Let’s hear it for hyperbole! There’s nothing like a bit of exaggeration to make things more interesting and try to stir up as much trouble as possible. In Israel, Deputy Prime Minister Moshe Ya’alon has recommended that the entire International community should together attack Iran because “Iran is a threat to the entire civilized world.” Wow! The entire civilized world! Iran is one of the oldest civilizations in the world. It has not been an aggressor nation in somewhere around 200 years. It has one of the smallest military budgets in the Middle East and the focus of their military is clearly on deterance rather than offense. Iran is widely suspected of trying to build a nuclear bomb although there seems to be little evidence of this, and even if true would obviously be employed as a further means of defense from the constant threats of attack by Israel and the U.S. Netanyahu, who recently boasted that the U.S. doesn’t have to protect Israel because Israel protects itself, has been trying to encourage the U.S. to attack Iran for years, and maintains Iran is an existential threat to their nation, basically a bit of hysterical paranoid nonsense. They would like us to believe that if Iran gets a bomb it is going to immediately attack Israel with it, a notion so ridiculous it should be laughed out of existence as it seems to assume that Iranians are insane and would welcome the inevitable destruction of their own country. In fact, Israeli intransigence, racism, and illegal expansionism is a far greater threat to the entire civilized world as they simply refuse to even consider a serious peace with the Palestinians. I think Ya’alon’s insane hyperbole is perhaps the worst example of exaggeration I have ever seen. But there are others.

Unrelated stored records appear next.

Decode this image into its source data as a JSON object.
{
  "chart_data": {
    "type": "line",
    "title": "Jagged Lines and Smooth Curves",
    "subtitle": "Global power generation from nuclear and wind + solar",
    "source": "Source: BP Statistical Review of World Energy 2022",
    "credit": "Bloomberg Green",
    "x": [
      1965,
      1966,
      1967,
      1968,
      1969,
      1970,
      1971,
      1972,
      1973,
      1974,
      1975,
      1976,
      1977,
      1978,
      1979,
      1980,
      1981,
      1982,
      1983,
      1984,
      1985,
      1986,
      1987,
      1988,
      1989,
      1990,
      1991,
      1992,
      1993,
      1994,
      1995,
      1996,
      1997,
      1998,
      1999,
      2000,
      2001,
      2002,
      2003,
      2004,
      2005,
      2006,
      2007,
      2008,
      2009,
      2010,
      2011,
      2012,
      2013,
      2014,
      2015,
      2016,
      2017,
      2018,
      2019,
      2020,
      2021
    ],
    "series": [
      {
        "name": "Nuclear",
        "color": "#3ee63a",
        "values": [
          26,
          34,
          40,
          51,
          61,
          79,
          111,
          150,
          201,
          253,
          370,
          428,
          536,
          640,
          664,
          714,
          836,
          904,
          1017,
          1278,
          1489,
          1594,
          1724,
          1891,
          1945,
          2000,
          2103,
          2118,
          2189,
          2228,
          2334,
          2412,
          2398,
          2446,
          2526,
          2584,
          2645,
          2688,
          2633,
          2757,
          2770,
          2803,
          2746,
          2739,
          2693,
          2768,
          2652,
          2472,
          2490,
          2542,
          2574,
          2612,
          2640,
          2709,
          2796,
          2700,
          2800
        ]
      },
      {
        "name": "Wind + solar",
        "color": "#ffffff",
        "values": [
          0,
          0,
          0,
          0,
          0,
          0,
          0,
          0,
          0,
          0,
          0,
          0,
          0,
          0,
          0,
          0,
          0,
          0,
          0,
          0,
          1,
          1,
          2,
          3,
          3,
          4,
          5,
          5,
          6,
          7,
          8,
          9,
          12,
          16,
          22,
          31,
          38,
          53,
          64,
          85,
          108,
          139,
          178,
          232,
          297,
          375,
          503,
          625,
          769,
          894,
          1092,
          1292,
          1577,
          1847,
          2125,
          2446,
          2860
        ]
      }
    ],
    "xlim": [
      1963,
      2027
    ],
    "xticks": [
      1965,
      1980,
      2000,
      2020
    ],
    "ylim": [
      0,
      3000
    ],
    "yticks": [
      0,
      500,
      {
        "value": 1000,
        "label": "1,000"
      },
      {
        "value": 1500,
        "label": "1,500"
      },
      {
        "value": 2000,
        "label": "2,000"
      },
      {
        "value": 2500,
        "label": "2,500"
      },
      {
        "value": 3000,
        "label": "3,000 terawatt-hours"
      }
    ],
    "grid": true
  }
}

Of course if you are interested in outrageous hyperbole you wouldn’t want to miss Mitt Romney’s claim that President Obama “Is one of the most ineffective Presidents ever.” I think Romney has in mind here only the fact that Obama has been unable to immediately create jobs and overcome the recession brought on by matters mostly outside of his control. Whatever you might think of Obama, when you consider his accomplishments in the first almost three years of his Presidency, you cannot realistically accuse him of being ineffective, think health care (when Romney did it, it was viewed as a great success), American auto industry successful bailout, Osama bin Laden, DADT, stimulus, fair pay, etc., etc. Romney is unfortunately one of the most inauthentic candidates ever, taking positions he sometimes has earlier disdained, saying things purely opportunistically, sometimes outright lying, and dripping with insincerity at all times. I believe Romney is not even aware of how phony he comes across to many of us. If he thinks Obama is ineffective I suppose he thinks George W. Bush was effective (after all Bush is said by Republicans to be responsible for getting bin Laden).

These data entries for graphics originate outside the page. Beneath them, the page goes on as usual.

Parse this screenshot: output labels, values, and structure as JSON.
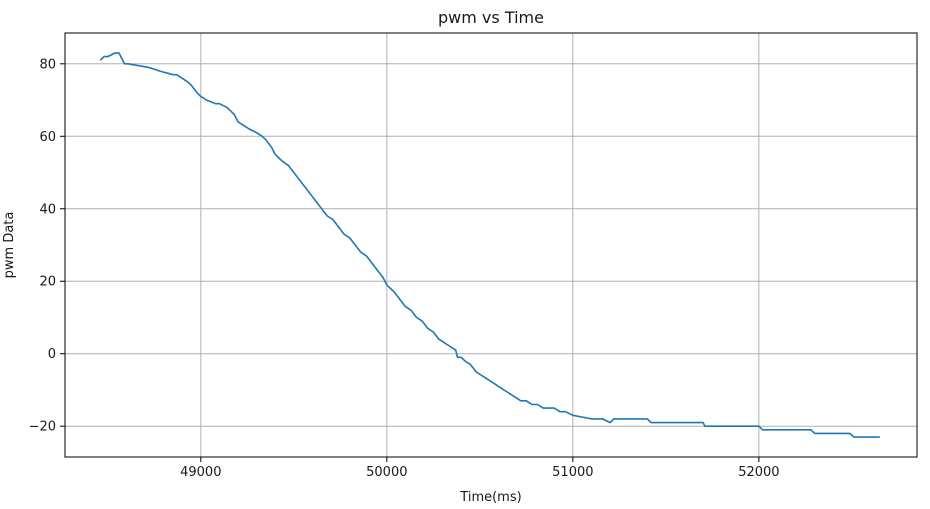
{
  "chart_data": {
    "type": "line",
    "title": "pwm vs Time",
    "xlabel": "Time(ms)",
    "ylabel": "pwm Data",
    "xlim": [
      48270,
      52850
    ],
    "ylim": [
      -28.5,
      88.5
    ],
    "xticks": [
      49000,
      50000,
      51000,
      52000
    ],
    "yticks": [
      -20,
      0,
      20,
      40,
      60,
      80
    ],
    "grid": true,
    "series": [
      {
        "color": "#1f77b4",
        "x": [
          48460,
          48480,
          48500,
          48540,
          48560,
          48590,
          48610,
          48720,
          48780,
          48850,
          48870,
          48900,
          48930,
          48950,
          48980,
          49000,
          49030,
          49080,
          49100,
          49140,
          49160,
          49180,
          49200,
          49230,
          49260,
          49300,
          49330,
          49350,
          49380,
          49400,
          49420,
          49440,
          49470,
          49500,
          49530,
          49560,
          49590,
          49620,
          49650,
          49680,
          49710,
          49740,
          49770,
          49800,
          49830,
          49860,
          49890,
          49920,
          49950,
          49980,
          50000,
          50020,
          50040,
          50070,
          50100,
          50130,
          50160,
          50190,
          50220,
          50250,
          50280,
          50310,
          50340,
          50370,
          50380,
          50400,
          50420,
          50450,
          50480,
          50510,
          50540,
          50570,
          50600,
          50630,
          50660,
          50690,
          50720,
          50750,
          50780,
          50810,
          50840,
          50870,
          50900,
          50930,
          50960,
          51000,
          51100,
          51160,
          51200,
          51220,
          51400,
          51420,
          51700,
          51710,
          51990,
          52000,
          52020,
          52050,
          52280,
          52300,
          52490,
          52510,
          52650
        ],
        "y": [
          81,
          82,
          82,
          83,
          83,
          80,
          80,
          79,
          78,
          77,
          77,
          76,
          75,
          74,
          72,
          71,
          70,
          69,
          69,
          68,
          67,
          66,
          64,
          63,
          62,
          61,
          60,
          59,
          57,
          55,
          54,
          53,
          52,
          50,
          48,
          46,
          44,
          42,
          40,
          38,
          37,
          35,
          33,
          32,
          30,
          28,
          27,
          25,
          23,
          21,
          19,
          18,
          17,
          15,
          13,
          12,
          10,
          9,
          7,
          6,
          4,
          3,
          2,
          1,
          -1,
          -1,
          -2,
          -3,
          -5,
          -6,
          -7,
          -8,
          -9,
          -10,
          -11,
          -12,
          -13,
          -13,
          -14,
          -14,
          -15,
          -15,
          -15,
          -16,
          -16,
          -17,
          -18,
          -18,
          -19,
          -18,
          -18,
          -19,
          -19,
          -20,
          -20,
          -20,
          -21,
          -21,
          -21,
          -22,
          -22,
          -23,
          -23
        ]
      }
    ]
  }
}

Let us not give up this topic without mention of John McCain who has now said the President does not need any Congressional approval to go to war at anytime or anyplace. He also said we need more wars, not fewer wars. The fact that a President is supposed to wait for Congressional approval before going to war, according to the constitution, is somehow lost on McCain and other believers in an Imperial Presidency. McCain has also said Sarah Palin could beat Obama in a Presidential race. Now if that’s not hyperbole I don’t know what is.

There is no doubt one could find many examples of terrible exaggerations in favor of one thing or another. People sometimes believe so fervently in one cause or another they are willing to say anything, often with little thought to the consequences. While this may be understandable it is not helpful, especially in a situation fraught with deliberate lies and distortions. It seems we have reached a point where truth has become a forgotten commodity, having been misplaced in a culture so given to lies and misstatements it is so rarely found. Truth has simply lost its importance, especially after the Bush/Cheney administration that never told the truth even when they didn’t have to lie.

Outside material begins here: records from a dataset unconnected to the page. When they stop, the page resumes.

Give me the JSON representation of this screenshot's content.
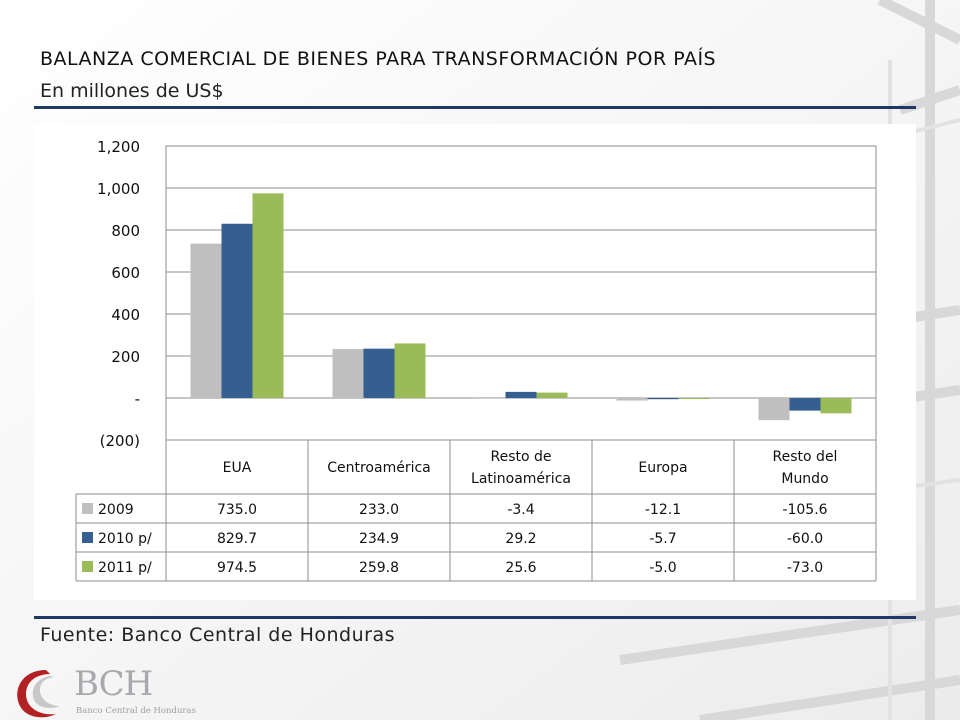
{
  "header": {
    "title": "BALANZA COMERCIAL DE BIENES PARA TRANSFORMACIÓN POR PAÍS",
    "subtitle": "En millones de US$"
  },
  "footer": {
    "source": "Fuente: Banco Central de Honduras"
  },
  "logo": {
    "name": "BCH",
    "subtitle": "Banco Central de Honduras"
  },
  "colors": {
    "rule": "#1f3864",
    "grid": "#8c8c8c",
    "series": [
      "#bfbfbf",
      "#355e91",
      "#9bbb59"
    ]
  },
  "chart_data": {
    "type": "bar",
    "title": "",
    "xlabel": "",
    "ylabel": "",
    "categories": [
      [
        "EUA"
      ],
      [
        "Centroamérica"
      ],
      [
        "Resto de",
        "Latinoamérica"
      ],
      [
        "Europa"
      ],
      [
        "Resto del",
        "Mundo"
      ]
    ],
    "series": [
      {
        "name": "2009",
        "values": [
          735.0,
          233.0,
          -3.4,
          -12.1,
          -105.6
        ]
      },
      {
        "name": "2010 p/",
        "values": [
          829.7,
          234.9,
          29.2,
          -5.7,
          -60.0
        ]
      },
      {
        "name": "2011 p/",
        "values": [
          974.5,
          259.8,
          25.6,
          -5.0,
          -73.0
        ]
      }
    ],
    "value_labels": [
      [
        "735.0",
        "233.0",
        "-3.4",
        "-12.1",
        "-105.6"
      ],
      [
        "829.7",
        "234.9",
        "29.2",
        "-5.7",
        "-60.0"
      ],
      [
        "974.5",
        "259.8",
        "25.6",
        "-5.0",
        "-73.0"
      ]
    ],
    "yticks": [
      -200,
      0,
      200,
      400,
      600,
      800,
      1000,
      1200
    ],
    "ytick_labels": [
      "(200)",
      "-",
      "200",
      "400",
      "600",
      "800",
      "1,000",
      "1,200"
    ],
    "ylim": [
      -200,
      1200
    ],
    "grid": true,
    "legend": "data-table"
  }
}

Related to this, and far more important I fear, is that law has also become a victim of culture change. We used to pride ourselves on being a nation of laws, but laws have been increasingly jettisoned over the past few years. This can be seen in the President’s illegal behavior when it comes to warring, the law has also been ignored when it comes to those guilty of war crimes even when they have been publicly admitted. There is no law or constitutional sanction for the President to order assassinations of American citizens, nor is there any law that legalizes torture in spite of the claims of Yoo, Bush, and Cheney. Laws against wiretapping and invasions of privacy have been swept aside, Bankers guilty of crimes go unpunished, and on and on. I honestly think that by now most American citizens fully expect our leaders to lie to them as a matter of course, and I also think they have lost respect for our terribly abused legal system (the Supreme Court has not helped). In our contemporary culture only Nerds believe in truth and justice.